We can see there are no reduction in the cycles. Also the speed is slower than the original one. So I trace the program logic and find that although the new code has less if statement, it does one addition no matter what. Not like the original one will use the if statement to decrease the times of additions. Therefore, we failed to improve our code by eliminate the if statement.
## Requirement 4
* The RISC-V compliance test is made to confirm the basic operation based on the specification. It can benefit the software community and the tools/OS ecosystem. Although we want to make sure the basic operations work, the RISC-V compliance test won't test every aspect of the processor. It will set some benchmarks instead to check if the processor meets.
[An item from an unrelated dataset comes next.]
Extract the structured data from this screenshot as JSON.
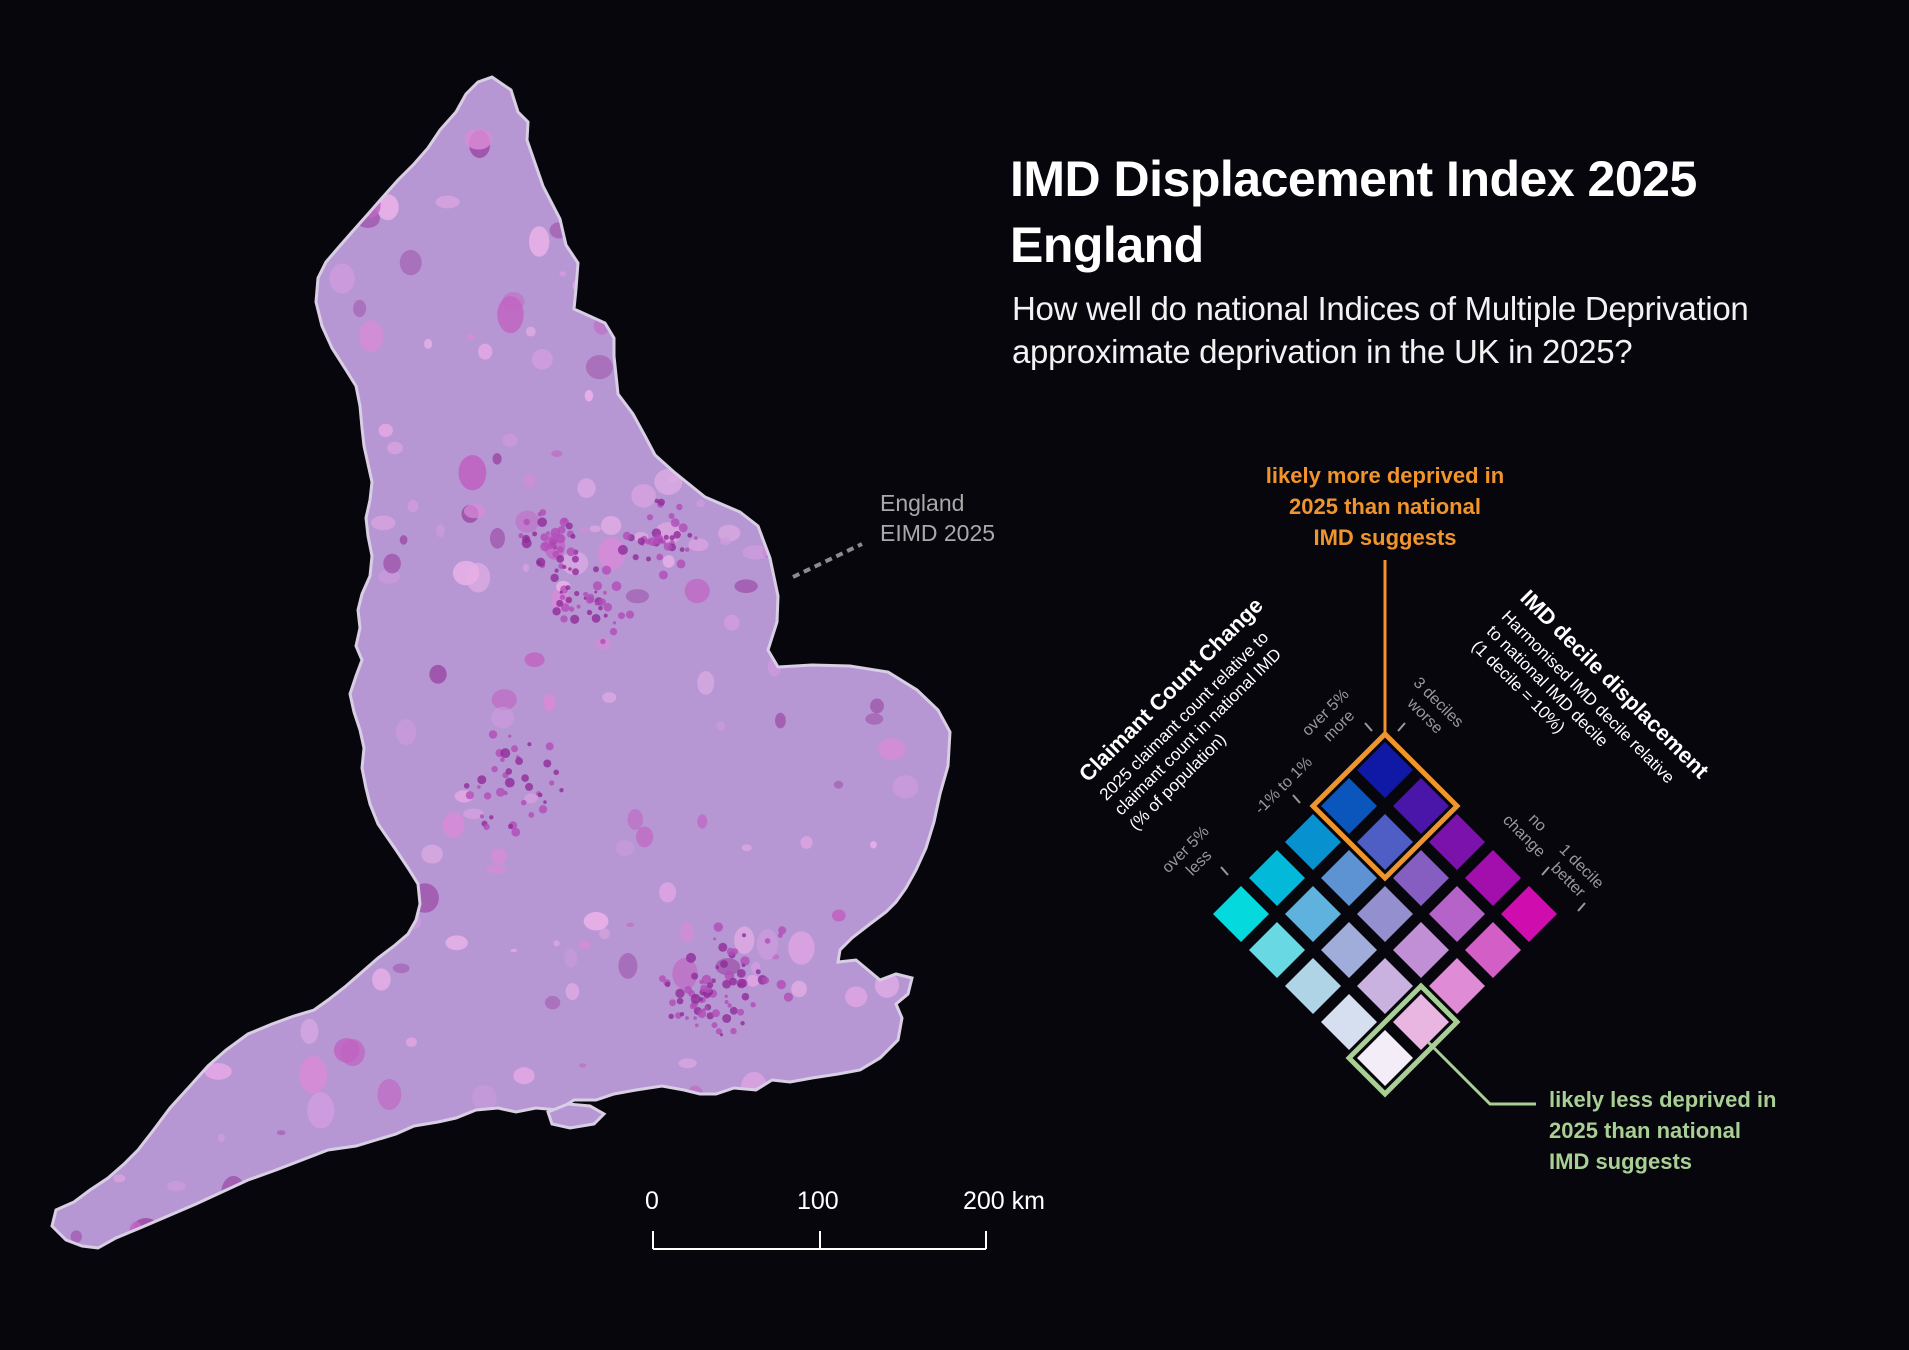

And there's a technique call `signatures` that will ask for specific values in some of the place in memory to make sure the processor works properly.
* srv32 is a 3-stage RISC-V processor simulator program wrote by Verilog. Verilator is a simulator environment for Verilog. Verilator will convert HDL verilog into a behavior-oriented model in C++ based on the cycle to simulate. So in conclusion, srv32 is a script wrote by RTL language Verilog and use Verilator to turn it into C++. That makes it more intuitive to do the design or testing with its behavior-oriented feature.